Stanford a appris à une IA à concevoir ce qui n'existe pas encore et a utilisé un hamburger pour le démontrer

Stanford a appris à une IA à concevoir ce qui n'existe pas encore et a utilisé un hamburger pour le démontrer

Une équipe de l'Université de Stanford a formé un modèle génératif avec 2 216 recettes de hamburgers et lui a demandé d'inventer des combinaisons qu'aucun cuisinier n'avait jamais essayées. Le résultat n’est pas une expérience gastronomique. C’est une démonstration que l’intelligence artificielle peut cesser de prédire ce qui existe déjà pour concevoir ce qui n’existe pas encore.

L'outil s'appelle BurgerAI et est né dans le laboratoire d'Ellen Kuhl, professeur de génie mécanique et directrice de Stanford Bio-X. La distinction faite par Kuhl est précise : le système ne demande pas quel hamburger est le plus probable, mais lequel répond le mieux à un ensemble d'objectifs concurrents.
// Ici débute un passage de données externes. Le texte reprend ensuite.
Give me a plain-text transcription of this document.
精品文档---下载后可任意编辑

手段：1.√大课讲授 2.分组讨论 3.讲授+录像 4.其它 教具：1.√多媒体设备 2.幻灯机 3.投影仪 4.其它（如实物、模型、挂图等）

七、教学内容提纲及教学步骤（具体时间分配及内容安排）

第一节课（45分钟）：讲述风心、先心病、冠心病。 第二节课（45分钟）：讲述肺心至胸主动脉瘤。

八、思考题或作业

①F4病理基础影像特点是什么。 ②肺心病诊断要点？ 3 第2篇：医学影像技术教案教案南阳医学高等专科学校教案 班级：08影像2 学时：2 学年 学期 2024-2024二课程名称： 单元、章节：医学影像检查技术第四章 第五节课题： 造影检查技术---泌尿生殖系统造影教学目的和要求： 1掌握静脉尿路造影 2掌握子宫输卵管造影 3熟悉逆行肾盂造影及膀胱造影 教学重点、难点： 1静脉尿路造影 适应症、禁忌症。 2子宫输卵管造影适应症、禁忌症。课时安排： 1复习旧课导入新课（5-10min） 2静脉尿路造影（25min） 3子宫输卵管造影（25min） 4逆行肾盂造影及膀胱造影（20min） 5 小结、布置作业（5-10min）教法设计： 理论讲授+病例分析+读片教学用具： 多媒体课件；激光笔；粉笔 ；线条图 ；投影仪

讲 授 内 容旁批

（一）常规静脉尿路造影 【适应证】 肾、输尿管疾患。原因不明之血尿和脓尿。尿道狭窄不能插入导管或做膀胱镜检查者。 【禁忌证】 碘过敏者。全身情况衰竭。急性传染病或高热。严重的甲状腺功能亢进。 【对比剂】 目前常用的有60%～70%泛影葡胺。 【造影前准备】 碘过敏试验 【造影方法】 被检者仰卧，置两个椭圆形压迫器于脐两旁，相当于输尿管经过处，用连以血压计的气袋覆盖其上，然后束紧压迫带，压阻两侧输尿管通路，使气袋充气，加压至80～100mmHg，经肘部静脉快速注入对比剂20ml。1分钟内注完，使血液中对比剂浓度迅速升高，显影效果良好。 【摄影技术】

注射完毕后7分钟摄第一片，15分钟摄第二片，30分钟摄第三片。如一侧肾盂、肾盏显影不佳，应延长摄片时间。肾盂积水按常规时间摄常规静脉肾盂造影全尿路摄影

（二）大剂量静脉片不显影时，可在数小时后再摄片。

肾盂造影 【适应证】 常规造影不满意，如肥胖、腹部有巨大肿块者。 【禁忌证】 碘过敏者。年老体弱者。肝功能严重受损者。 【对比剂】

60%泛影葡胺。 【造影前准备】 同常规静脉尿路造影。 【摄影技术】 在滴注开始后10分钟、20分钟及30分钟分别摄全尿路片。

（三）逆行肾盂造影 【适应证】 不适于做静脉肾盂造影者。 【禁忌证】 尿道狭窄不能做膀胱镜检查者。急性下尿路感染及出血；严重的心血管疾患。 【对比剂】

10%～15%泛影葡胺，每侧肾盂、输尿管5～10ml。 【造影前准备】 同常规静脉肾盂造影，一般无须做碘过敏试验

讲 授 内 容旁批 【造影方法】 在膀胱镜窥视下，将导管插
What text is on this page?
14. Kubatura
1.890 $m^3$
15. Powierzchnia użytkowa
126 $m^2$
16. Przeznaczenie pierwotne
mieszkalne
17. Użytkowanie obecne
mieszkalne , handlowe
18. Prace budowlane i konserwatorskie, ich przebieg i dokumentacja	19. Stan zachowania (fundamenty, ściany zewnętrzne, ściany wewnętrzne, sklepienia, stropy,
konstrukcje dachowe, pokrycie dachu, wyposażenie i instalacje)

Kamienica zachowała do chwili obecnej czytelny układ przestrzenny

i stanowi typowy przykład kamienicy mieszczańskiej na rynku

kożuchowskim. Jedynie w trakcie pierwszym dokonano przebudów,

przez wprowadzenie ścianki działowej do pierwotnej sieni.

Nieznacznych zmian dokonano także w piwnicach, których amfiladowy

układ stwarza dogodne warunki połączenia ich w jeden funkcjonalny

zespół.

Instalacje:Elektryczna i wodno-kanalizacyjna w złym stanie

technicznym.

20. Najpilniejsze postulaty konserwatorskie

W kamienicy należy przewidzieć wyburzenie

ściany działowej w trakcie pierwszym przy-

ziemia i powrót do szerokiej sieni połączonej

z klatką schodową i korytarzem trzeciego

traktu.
Un espace de conception de 10⁴³ de possibilités

L'équipe a identifié 146 ingrédients uniques dans ces 2 216 recettes tirées de Food.com et les a organisés en familles : protéines, légumes, herbes et épices, céréales, sauces, produits laitiers, noix. Kuhl estime que l’espace des combinaisons possibles s’élève à environ 10⁴³ recettes.

Aucun processus humain d’essais et d’erreurs ne traverse un espace de cette taille. Et il y a le point technique qui compte au-delà de la cuisine : l’architecture n’est pas un chatbot qui écrit des instructions. Ce sont deux modèles de diffusion enchaînés, l'un qui sélectionne les ingrédients qui entrent et l'autre qui calcule les quantités, en travaillant sur une structure apprise et non sur du texte.
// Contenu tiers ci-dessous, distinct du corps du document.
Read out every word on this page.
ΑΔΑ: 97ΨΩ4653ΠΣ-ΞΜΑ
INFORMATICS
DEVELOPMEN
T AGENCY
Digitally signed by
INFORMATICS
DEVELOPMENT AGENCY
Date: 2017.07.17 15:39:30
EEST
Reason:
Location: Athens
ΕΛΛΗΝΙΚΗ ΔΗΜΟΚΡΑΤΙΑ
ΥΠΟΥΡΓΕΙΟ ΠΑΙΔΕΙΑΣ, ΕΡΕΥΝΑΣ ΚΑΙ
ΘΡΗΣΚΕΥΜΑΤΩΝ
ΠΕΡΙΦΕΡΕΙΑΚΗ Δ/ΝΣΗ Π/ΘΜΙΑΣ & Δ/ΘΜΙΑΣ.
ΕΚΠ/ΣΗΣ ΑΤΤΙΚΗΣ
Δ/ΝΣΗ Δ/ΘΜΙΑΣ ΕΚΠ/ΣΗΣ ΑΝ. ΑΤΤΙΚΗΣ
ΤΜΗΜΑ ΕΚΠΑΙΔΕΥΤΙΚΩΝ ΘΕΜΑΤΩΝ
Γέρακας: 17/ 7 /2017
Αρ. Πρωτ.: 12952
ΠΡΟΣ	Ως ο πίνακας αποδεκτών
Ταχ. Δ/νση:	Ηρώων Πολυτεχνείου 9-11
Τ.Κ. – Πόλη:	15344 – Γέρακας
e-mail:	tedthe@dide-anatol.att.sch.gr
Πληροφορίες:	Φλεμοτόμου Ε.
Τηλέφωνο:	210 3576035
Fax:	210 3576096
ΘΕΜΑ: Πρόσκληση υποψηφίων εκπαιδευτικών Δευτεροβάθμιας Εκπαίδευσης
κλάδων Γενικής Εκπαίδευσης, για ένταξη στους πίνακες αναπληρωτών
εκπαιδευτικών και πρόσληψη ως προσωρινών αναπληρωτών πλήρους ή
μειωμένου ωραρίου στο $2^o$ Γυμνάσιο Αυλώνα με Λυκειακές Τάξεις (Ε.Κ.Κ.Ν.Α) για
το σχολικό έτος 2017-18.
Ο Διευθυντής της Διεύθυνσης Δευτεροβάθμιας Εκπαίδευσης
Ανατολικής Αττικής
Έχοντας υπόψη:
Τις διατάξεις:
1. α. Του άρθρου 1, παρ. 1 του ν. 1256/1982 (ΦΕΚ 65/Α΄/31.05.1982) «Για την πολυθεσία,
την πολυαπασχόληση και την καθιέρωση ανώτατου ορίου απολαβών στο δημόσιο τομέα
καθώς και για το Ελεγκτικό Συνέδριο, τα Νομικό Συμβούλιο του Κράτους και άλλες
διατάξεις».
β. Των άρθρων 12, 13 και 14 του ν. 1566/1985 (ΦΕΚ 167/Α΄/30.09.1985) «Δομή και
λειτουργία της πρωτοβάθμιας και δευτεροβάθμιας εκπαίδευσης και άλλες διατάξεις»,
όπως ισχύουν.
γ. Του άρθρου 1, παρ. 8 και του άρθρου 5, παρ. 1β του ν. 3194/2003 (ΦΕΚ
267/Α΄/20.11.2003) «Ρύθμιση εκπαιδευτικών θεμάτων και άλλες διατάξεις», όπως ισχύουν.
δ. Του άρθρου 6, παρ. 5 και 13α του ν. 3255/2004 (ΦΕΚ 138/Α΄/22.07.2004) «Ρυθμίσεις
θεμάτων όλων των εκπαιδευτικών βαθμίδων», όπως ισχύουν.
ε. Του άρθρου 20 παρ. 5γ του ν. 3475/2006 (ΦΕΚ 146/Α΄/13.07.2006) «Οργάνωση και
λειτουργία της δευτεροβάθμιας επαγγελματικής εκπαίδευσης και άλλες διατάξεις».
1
Le deuxième travail de l'équipe, publié dans Computer Methods in Applied Mechanics and Engineering, soutient que les mêmes principes mathématiques qui sous-tendent BurgerAI sont ceux qui fonctionnent dans l'IA générative basée sur la diffusion en général, avec des liens directs avec la conception des matériaux, la physique et l'ingénierie.

Le test s'est déroulé dans un restaurant, pas sur un serveur

Cinq hamburgers conçus par le mannequin ont été préparés par un chef exécutif et servis à plus d'une centaine de convives lors d'une dégustation à l'aveugle dans un restaurant de San Francisco, accompagnés d'un hamburger de restauration rapide mondial utilisé comme référence.

Les deux variantes optimisées en termes de saveur ont égalé ou dépassé la référence en termes d'appréciation globale, de saveur et de texture. La version optimisée pour la durabilité, à base de champignons portobello, de roquette, de romarin et de céréales, a réduit l'impact environnemental de plus d'un ordre de grandeur. La version nutritionnelle, à base de légumineuses, atteint environ le double du score nutritionnel de la référence.

Vahidullah Tac, premier auteur des deux ouvrages, a souligné que ce résultat les avait surpris : ils s'attendaient à un plus grand compromis entre durabilité et acceptation des consommateurs. La couverture médiatique ultérieure de l'étude tempère l'enthousiasme, indiquant que les versions durables et nutritionnelles ont reçu des notes sensorielles inférieures, mais l'ampleur de l'amélioration environnementale tient le coup.

Ce que l'IA n'a pas résolu

Il est conseillé de lire le résultat avec précision. BurgerAI n'a pas trouvé le burger parfait : il a trouvé la frontière. La saveur, la nutrition et l’impact environnemental restent des objectifs mutuellement contradictoires, et le modèle n’a pas éliminé cette tension. Ce qu'il a fait, c'est le rendre visible et navigable, avec des chiffres au lieu de l'intuition.

C'est exactement la promesse que l'équipe projette dans d'autres domaines. Kuhl propose que le même cadre de conception générative pourrait être appliqué aux médicaments, aux matériaux avancés et aux biomolécules, aux systèmes complexes où l'espace de conception est trop vaste pour être parcouru manuellement et où les objectifs sont en concurrence les uns avec les autres. « Le burger n'est qu'un début », a-t-il résumé.

Pour l’industrie de l’IA, l’expérience montre où se situe la véritable valeur. Si la conversation publique tourne autour de modèles qui écrivent et conversent, l’application aux conséquences industrielles en est une autre : des systèmes capables de proposer des configurations inédites au sein d’espaces dans lesquels aucune équipe humaine ne peut naviguer.

Il s’agit d’un hamburger parce qu’un hamburger peut être mangé et noté. La mécanique est la même que celle qui s’applique à une molécule.

L'étude a été financée par Schmidt Science Fellows en partenariat avec le Rhodes Trust, le Sustainability Accelerator de la Stanford Doerr School of Sustainability, le programme Bio-X Snack Grant et la National Science Foundation.